HKBN staff staking their salary in the name of digital transformation

The 'pain-gain' initiative is how the Hong Kong-based telco gets motivation for success out of its staff.
Written by Asha Barbaschow, Contributor

Hong Kong Broadband Network (HKBN) is in the midst of transforming its business from a traditional telecom into a technology services provider.

However, it has taken a different approach to spurring motivation among its staff along this journey, with those across the business staking a portion of their salary on the success of a project.

Speaking at Mulesoft Connect in Sydney earlier this month, HKBN co-owner and head of digital Samuel Hui said that the "pain-gain" initiative sees staff bet 20% of their salary before a project is undertaken. If the project succeeds, they get a "multiple" back; if it fails, the 20% is docked from salaries and given to charity.

"The telecom market in Hong Kong is actually quite competitive, because it's a small area with a lot of overlapping coverage and that's why we use a war zone kind of analogy quite a bit," Hui said.

See also: Digital transformation: A CXO's guide (ZDNet special report) | Download the report as a PDF (TechRepublic)

"In the past, IT would generally be seen as a weapons factory, and then the sales and marketing folks would be in the frontline in the trenches kind of fighting ... then they would send a memo back, create this weapon for me, push it out there, but then by then it was too late. So what we did very differently at HKBN was we actually brought the IT, brought the weapons specialists right into the frontline with us as we fight these battles."

Each of the squads, Hui said, have a clear objective of what targets they need to hit. He said they're empowered enough such that they actually are able to "course correct, or create new weapons or use strategies" to achieve those objectives.

"The business side and the IT side, each of us have a core objective, is it increasing sales, is it increasing retention, etc, and each of these commanders actually put actual money into achieving these objectives and if we hit it, we get a multiple back from the company, if we don't hit it, the money that we put into this pot gets donated to charity, so good on both ways," he explained.

"That's what we call pain-gain and that's really how we started pulling business and IT closer together."

The 20% stake is made by all parts of the business, not just IT, with customer service and operations, and even partners such as those from Salesforce-owned Mulesoft are putting their own money on the line.

"When they say, 'Hey this is something that we really back, this digital transformation is something we really back, here's 20% of my salary into this product', then the executives take notice, because you're putting money on the line," Hui said.  "It all makes business sense because the increase in revenue that we generate from the business out of these projects well covers how much we're getting back, we're just getting a share of it."

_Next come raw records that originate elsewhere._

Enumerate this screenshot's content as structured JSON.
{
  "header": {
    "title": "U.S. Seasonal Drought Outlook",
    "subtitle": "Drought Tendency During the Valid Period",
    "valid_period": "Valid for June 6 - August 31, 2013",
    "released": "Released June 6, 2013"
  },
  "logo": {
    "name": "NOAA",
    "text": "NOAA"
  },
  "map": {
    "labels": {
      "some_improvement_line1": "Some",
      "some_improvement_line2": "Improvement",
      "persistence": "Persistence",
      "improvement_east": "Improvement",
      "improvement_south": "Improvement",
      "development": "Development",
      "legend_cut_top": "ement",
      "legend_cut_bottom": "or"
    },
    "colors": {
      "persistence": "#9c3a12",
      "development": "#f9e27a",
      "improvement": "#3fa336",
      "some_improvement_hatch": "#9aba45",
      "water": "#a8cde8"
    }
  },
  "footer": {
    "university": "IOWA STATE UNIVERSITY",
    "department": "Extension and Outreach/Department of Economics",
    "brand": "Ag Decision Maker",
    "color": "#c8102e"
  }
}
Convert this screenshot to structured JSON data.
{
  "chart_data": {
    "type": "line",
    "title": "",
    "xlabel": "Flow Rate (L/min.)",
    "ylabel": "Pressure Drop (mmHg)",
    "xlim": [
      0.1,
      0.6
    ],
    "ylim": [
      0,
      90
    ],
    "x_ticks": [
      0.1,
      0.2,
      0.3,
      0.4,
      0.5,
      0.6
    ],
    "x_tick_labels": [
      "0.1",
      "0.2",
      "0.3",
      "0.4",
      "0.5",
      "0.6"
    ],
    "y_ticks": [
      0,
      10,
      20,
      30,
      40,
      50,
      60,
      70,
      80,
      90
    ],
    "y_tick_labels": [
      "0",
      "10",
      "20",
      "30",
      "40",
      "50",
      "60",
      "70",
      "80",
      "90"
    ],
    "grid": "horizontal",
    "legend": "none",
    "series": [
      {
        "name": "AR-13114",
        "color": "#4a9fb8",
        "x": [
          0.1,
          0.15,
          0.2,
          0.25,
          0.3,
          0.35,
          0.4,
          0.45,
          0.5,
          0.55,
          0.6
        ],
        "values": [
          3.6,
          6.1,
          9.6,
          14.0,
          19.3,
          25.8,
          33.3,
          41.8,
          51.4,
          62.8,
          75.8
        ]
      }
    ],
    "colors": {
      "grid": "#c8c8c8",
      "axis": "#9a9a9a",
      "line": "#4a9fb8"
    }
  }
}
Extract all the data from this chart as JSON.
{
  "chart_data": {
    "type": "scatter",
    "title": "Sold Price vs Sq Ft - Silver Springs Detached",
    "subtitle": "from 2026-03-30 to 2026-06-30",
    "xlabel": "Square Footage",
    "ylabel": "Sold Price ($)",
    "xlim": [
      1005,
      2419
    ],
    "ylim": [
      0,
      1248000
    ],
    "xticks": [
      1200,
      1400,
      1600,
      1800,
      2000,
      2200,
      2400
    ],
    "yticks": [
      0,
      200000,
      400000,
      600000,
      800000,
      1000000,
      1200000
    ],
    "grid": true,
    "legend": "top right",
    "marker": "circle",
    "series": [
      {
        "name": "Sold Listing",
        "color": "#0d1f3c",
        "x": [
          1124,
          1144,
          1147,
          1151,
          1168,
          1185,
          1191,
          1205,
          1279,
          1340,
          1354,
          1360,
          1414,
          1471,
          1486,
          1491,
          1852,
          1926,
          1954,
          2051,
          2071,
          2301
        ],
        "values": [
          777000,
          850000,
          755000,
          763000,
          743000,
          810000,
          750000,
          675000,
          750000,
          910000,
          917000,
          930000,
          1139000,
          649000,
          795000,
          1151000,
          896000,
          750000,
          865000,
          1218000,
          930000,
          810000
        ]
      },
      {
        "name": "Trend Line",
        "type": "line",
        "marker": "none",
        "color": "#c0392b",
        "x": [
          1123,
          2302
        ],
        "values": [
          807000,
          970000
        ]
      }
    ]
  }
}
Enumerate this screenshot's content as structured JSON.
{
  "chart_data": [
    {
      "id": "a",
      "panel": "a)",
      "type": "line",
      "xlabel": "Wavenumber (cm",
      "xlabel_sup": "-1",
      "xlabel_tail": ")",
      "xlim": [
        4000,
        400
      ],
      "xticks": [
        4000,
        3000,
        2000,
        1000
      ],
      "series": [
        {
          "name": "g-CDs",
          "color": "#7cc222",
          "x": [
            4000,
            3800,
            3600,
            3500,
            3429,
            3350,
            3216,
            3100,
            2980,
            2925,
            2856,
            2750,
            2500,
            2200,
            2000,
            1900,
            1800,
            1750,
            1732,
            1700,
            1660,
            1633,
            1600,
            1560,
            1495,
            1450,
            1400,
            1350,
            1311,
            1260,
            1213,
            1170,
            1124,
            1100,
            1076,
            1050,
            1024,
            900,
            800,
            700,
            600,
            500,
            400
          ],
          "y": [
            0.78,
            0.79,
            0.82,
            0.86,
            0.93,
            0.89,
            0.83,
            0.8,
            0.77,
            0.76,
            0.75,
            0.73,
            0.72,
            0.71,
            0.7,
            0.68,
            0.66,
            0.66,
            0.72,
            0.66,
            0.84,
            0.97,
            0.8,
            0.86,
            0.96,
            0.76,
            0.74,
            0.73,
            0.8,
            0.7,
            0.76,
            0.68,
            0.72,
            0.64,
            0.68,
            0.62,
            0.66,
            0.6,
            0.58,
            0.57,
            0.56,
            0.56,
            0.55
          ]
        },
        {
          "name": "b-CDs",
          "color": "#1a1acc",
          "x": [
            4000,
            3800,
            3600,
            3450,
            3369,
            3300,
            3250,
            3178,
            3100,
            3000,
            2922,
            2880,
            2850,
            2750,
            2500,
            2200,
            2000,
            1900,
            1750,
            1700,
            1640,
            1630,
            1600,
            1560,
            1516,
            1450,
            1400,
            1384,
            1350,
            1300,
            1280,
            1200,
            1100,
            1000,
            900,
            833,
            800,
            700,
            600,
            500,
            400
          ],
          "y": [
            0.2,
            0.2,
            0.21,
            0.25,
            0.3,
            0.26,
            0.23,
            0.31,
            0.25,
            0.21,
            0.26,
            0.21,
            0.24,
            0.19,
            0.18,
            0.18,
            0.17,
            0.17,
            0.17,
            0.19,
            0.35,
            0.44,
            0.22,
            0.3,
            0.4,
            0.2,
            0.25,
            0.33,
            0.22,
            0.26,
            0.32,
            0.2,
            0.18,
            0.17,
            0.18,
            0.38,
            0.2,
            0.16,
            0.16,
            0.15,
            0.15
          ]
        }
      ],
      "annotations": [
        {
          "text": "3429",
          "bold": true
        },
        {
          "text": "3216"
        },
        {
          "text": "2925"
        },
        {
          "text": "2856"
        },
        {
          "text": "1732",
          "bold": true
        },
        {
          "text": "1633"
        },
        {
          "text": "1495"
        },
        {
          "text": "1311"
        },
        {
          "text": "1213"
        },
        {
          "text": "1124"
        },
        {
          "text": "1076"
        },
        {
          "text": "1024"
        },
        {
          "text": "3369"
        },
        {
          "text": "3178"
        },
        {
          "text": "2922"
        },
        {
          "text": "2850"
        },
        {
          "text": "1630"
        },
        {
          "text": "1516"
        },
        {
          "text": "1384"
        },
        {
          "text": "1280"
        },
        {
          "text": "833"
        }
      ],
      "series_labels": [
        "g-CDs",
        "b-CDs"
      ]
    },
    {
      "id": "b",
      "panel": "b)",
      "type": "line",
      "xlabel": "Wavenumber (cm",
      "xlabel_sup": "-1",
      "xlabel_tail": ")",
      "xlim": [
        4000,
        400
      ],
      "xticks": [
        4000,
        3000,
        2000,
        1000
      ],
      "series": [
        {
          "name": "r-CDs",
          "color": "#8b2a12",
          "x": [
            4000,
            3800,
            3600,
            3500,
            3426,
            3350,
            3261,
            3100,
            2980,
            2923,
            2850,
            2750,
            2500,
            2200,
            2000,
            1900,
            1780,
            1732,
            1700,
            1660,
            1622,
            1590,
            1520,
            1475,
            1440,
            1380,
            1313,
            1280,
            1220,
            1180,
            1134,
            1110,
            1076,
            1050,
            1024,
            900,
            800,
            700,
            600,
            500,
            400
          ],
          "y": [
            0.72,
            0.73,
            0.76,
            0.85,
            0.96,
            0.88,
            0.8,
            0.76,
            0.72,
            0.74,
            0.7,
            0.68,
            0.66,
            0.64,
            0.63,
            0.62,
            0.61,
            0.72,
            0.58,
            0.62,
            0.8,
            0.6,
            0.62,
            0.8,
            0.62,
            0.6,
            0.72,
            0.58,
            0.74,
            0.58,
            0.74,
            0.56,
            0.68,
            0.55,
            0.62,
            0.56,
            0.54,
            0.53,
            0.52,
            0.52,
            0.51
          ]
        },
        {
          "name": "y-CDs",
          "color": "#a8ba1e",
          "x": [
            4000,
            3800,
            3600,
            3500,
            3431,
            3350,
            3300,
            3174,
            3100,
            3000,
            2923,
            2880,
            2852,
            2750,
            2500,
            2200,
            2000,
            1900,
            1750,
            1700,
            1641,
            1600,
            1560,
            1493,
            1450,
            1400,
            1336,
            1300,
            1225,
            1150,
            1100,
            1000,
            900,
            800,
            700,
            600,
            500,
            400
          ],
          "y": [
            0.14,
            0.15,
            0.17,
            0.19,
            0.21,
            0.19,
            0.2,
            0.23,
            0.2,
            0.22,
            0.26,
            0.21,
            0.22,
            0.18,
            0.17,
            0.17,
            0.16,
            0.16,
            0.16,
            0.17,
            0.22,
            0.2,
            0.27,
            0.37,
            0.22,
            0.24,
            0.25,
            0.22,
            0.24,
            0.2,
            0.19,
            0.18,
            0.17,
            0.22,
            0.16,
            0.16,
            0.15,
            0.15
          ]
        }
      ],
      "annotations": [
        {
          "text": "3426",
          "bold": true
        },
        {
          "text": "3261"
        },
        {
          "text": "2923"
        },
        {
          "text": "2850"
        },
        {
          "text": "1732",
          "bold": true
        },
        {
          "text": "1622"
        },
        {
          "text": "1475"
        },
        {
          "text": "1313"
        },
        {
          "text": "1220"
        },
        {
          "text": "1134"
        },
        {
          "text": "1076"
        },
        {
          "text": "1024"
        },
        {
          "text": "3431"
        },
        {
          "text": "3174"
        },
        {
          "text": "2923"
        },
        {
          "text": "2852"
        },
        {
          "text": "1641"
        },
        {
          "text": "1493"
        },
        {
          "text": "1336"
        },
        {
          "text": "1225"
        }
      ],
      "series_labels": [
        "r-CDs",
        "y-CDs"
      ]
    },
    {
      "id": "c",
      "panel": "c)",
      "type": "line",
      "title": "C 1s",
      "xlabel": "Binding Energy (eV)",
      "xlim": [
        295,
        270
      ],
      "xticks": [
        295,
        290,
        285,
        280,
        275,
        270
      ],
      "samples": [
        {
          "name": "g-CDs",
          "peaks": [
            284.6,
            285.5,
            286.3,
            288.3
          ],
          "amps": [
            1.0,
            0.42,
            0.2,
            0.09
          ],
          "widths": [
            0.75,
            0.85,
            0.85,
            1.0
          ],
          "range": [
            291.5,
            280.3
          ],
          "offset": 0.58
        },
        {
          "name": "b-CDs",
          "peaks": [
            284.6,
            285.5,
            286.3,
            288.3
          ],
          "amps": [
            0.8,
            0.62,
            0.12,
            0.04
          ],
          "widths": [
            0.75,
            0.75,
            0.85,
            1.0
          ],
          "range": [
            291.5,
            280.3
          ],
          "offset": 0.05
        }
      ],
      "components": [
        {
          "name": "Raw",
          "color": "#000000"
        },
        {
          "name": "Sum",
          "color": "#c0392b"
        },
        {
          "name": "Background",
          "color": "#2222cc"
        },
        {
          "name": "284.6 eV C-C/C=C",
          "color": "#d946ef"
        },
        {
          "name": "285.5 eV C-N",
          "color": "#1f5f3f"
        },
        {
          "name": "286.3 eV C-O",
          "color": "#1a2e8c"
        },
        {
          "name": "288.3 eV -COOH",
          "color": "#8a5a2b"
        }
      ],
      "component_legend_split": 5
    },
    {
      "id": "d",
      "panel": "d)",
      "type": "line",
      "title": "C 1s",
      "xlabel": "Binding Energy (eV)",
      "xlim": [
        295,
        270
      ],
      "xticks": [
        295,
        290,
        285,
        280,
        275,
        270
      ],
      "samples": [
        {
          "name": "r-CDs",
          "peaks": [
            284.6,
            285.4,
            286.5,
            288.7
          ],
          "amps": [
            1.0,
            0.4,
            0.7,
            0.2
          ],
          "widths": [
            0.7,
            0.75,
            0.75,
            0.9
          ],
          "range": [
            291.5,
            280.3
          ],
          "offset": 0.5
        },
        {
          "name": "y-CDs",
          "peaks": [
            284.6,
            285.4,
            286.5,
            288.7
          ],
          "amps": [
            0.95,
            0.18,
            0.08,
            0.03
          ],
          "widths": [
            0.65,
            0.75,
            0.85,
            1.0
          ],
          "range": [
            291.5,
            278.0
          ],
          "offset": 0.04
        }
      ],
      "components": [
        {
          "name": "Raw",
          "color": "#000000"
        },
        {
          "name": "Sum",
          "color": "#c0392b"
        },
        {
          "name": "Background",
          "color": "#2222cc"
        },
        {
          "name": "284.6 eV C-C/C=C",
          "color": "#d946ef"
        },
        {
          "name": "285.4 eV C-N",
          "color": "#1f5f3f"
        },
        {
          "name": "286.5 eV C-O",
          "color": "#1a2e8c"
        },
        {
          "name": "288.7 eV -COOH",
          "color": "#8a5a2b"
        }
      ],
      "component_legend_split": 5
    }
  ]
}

HKBN is Hong Kong's second largest telco. Hui said the organisation currently boasts 1 in 3 families using its services, and on the enterprise side, 1 in 2 companies in Hong Kong.

"But we are only really capturing one-tenth of the whole industry revenue which means that there's quite a bit of value that we can bring additionally to our customers and that's really where our whole digital transformation journey comes from, how do we engage our customers more effectively, especially with such a large CRM database," Hui explained.

"How do we cross-sell, up-sell, create loyalty, etc to our customers from a brand and from an experience perspective -- and that's really the vision guiding along our journey with digital transformation."